Tomato Chowder - cooking recipe

Ingredients
    2 cups potatoes, diced
    3/4 cup onion, minced
    1 cup celery, chopped
    3 cups tomatoes, de-skinned, chopped
    1/4 teaspoon pepper
    1/4 teaspoon oregano
    2 1/2 cups boiling water
    3 tablespoons butter
    1/4 cup flour
    1 teaspoon Worcestershire sauce
    1 1/2 teaspoons salt
    1 1/2 cups extra-sharp cheddar cheese, grated
    2 cups milk
    1 tablespoon parsley
    1/2 teaspoon dry mustard
Preparation
    Combine the first 7 ingredients in a large saucepan. Bring to a boil, reduce heat and simmer until vegetables are tender (approx. 15 min).
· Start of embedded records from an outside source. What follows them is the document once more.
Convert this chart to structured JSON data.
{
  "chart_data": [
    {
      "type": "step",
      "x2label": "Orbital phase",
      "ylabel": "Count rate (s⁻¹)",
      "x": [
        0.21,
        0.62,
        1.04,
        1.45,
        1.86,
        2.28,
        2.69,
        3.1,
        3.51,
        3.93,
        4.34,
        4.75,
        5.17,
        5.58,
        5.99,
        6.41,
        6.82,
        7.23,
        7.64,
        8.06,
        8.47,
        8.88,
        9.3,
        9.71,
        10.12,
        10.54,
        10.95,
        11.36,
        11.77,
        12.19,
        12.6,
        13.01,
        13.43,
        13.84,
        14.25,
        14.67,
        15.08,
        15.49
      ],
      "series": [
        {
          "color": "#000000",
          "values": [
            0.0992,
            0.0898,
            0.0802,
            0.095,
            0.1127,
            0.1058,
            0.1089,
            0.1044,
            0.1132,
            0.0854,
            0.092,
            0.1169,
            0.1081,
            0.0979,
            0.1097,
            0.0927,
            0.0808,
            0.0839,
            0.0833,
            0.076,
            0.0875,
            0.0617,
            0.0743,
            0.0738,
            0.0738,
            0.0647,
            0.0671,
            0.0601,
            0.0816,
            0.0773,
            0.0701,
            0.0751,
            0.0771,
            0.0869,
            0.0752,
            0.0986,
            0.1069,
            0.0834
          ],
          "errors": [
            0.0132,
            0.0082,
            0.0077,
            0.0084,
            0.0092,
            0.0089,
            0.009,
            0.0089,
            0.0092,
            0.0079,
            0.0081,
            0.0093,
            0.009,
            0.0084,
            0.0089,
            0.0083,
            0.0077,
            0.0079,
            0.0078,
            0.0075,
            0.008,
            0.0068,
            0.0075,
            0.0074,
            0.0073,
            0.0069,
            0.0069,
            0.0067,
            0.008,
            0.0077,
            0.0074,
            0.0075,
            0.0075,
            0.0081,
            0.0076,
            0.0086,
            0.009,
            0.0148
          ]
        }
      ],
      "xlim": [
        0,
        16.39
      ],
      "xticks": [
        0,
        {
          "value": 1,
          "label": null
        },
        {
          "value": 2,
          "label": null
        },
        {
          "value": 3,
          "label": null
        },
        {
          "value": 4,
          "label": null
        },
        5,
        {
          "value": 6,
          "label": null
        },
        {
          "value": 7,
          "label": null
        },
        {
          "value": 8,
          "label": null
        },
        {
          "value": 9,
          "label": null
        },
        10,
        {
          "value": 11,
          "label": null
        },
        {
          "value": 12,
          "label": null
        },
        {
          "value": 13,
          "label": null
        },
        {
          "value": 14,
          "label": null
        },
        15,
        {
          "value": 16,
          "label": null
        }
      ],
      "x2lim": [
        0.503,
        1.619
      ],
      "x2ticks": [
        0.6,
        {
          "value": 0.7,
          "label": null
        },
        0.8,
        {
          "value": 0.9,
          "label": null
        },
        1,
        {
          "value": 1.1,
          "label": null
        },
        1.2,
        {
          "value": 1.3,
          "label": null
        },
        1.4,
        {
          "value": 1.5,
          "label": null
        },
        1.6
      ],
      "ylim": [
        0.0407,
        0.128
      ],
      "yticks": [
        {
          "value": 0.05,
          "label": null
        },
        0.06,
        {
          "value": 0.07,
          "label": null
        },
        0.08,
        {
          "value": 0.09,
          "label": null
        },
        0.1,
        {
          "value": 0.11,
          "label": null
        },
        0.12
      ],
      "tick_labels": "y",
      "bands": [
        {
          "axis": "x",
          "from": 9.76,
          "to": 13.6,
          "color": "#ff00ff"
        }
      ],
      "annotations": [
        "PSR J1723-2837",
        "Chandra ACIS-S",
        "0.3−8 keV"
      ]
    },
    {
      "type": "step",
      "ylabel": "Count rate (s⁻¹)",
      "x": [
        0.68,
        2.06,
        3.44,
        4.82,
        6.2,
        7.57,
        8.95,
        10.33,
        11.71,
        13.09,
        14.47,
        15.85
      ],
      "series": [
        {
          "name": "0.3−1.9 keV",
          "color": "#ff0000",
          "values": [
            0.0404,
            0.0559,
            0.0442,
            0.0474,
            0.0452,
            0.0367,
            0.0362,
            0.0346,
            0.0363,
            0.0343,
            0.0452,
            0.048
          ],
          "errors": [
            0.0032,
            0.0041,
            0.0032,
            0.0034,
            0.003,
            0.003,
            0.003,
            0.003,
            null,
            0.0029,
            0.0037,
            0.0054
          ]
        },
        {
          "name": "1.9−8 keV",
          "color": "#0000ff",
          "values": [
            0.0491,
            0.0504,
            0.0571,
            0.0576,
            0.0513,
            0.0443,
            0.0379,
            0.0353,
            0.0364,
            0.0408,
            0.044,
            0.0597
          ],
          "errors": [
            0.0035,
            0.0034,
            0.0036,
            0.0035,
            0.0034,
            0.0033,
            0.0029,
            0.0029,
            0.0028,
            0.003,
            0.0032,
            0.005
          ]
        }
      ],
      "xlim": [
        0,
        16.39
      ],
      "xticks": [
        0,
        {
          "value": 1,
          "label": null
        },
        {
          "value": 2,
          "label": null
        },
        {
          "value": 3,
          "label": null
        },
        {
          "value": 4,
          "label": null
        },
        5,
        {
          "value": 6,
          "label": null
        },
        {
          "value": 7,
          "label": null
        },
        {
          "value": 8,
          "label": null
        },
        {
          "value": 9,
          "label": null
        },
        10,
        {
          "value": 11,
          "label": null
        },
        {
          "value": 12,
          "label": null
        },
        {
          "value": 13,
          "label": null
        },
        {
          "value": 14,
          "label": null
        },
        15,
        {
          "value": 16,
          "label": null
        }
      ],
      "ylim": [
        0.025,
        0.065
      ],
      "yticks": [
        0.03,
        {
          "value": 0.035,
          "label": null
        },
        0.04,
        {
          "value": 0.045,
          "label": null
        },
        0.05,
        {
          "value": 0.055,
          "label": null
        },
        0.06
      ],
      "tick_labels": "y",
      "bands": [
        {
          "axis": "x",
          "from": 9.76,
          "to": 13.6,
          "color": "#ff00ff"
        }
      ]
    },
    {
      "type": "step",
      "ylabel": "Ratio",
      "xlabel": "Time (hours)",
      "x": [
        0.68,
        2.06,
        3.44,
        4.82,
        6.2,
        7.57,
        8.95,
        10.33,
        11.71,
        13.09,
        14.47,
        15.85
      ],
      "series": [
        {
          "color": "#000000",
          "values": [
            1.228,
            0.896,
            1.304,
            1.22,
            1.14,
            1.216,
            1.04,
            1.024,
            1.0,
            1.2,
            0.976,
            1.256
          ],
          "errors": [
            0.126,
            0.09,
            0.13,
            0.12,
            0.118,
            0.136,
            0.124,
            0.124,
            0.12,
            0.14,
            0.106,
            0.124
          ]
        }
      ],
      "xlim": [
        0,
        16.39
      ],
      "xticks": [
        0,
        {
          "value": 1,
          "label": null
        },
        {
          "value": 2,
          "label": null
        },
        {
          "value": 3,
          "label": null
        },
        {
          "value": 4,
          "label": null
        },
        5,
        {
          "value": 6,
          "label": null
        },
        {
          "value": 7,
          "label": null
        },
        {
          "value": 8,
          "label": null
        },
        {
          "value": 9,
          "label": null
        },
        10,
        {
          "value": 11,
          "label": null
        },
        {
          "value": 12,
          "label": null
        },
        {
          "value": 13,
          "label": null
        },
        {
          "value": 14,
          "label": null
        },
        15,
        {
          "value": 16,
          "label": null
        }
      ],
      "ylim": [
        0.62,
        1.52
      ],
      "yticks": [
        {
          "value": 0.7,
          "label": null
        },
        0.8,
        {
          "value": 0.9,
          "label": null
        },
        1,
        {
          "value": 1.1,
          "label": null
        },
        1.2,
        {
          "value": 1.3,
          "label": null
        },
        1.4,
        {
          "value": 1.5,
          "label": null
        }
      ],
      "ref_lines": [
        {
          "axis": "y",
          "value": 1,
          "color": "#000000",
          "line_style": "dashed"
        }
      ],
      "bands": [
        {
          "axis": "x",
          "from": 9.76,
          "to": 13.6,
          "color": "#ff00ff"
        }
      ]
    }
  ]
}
    Make a double boiler by placing a glass bowl over a pot of simmering water, making sure that the water does not touch the bowl.
    Add butter and stir while it melts. Sprinkle in flour, salt, pepper and mustard. Add milk all at once. Stir in Worcestershire sauce and continue stirring until smooth.
    Add cheese and stir until cheese has melted and sauce is thick.
    Add to vegetables and bring to a boil.
    Add parsley and serve piping hot.